For instance, using the Navier Stokes equations where the density and viscosity can be treated as constant. I have also neglected gravity.
$$\rho\dot{\mathbf{u}}+\rho\left(\mathbf{u}\cdot\nabla\right)\mathbf{u}=-\nabla p+\mu\nabla^2\mathbf{u}$$
Let me argue that for the flow in question, the relevant scaling terms are the free stream velocity $U$, the distance the flow covers $L$, the time it takes the flow to cover this distance $T=L/U$, and finally the pressure difference between the surface and the free stream $p_0-p_\infty$. That is ... $$\mathbf{u}=\mathbf{u}^*U\\ \nabla=\nabla^* L^{-1}\\ t=t^*\frac{L}{U}\\ p=p^*(p_0-p_\infty)$$ where * is to mean non-dimensional terms.
To make this problem simpler, I will also be assuming all three position, and velocity components to scale with $L$ and $U$ respectively; even though this is unlikely to be physical. Considering the $x$ component ...
$$\rho\dot{u}+\rho u\partial_x u+\rho v\partial_y u+\rho w\partial_z u=-\partial _x p+\mu\partial_x^2 u+\mu\partial_y^2 u+\mu\partial_z^2 u$$ inserting the scaling terms ... $$\dot{u^*}\left(\frac{\rho U^2}{L}\right)+u^*\partial_{x^*} u^*\left(\frac{\rho U^2}{L}\right)+v^*\partial_{y^*} u^*\left(\frac{\rho U^2}{L}\right)+ w^*\partial_{z^*} u^*\left(\frac{\rho U^2}{L}\right)=-\partial _{x^*} p^*\left(\frac{p_0-p_\infty}{L}\right)+\partial_{x^*}^2 u^*\left(\frac{\mu U}{L^2}\right)+\partial_{y^*}^2 u^*\left(\frac{\mu U}{L^2}\right)+\partial_{z^*}^2 u^*\left(\frac{\mu U}{L^2}\right).$$ Usually I would not stop at this point but, my question is about some of the non-dimensional terms.
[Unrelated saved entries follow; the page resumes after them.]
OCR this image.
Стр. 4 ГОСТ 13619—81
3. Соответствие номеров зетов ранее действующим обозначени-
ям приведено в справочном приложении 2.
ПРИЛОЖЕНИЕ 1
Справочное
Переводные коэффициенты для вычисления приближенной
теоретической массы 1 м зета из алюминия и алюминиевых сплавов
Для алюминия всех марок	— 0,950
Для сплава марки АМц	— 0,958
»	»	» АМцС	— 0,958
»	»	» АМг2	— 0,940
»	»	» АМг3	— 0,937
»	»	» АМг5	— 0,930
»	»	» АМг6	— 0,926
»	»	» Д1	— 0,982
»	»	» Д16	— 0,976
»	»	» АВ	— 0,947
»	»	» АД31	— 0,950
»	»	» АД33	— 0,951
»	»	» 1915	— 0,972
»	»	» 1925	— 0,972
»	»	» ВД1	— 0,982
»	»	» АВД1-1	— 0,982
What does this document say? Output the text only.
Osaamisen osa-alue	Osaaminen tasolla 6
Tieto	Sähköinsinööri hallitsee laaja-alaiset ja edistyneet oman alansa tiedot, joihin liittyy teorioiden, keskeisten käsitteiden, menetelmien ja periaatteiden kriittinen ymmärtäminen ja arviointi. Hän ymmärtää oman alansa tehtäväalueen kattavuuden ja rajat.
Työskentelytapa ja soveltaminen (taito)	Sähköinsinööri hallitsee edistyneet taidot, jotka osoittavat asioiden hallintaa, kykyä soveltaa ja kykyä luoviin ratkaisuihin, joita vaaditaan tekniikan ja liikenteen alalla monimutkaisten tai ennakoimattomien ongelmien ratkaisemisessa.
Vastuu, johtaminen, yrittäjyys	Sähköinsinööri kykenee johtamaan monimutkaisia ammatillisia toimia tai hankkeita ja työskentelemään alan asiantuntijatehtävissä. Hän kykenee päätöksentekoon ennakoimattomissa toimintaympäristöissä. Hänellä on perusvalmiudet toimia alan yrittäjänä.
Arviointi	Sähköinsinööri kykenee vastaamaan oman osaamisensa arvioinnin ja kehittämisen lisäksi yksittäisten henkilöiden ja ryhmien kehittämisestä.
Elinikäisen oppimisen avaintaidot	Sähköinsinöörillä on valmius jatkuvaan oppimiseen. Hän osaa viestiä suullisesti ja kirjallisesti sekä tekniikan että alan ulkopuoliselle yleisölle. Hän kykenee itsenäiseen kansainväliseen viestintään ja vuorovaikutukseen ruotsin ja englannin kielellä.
For instance the term $w^*\partial_{z^*}u^*$ has no dimensions and is said to be of order 1. What exactly does this mean? If I continue with the normalization process ... $$\dot{u^*}+u^*\partial_{x^*} u^*+v^*\partial_{y^*} u^*+ w^*\partial_{z^*} u^*=-\partial _{x^*} p^*\text{Eu}+\left(\partial_{x^*}^2 u^*+\partial_{y^*}^2 u^*+\partial_{z^*}^2 u^*\right)\frac{1}{\text{Re}}$$
where Eu and Re are the non-dimensional numbers the Euler and Reynolds numbers. How does the non-dimensional terms being order 1 contribute to the analysis of experimental data?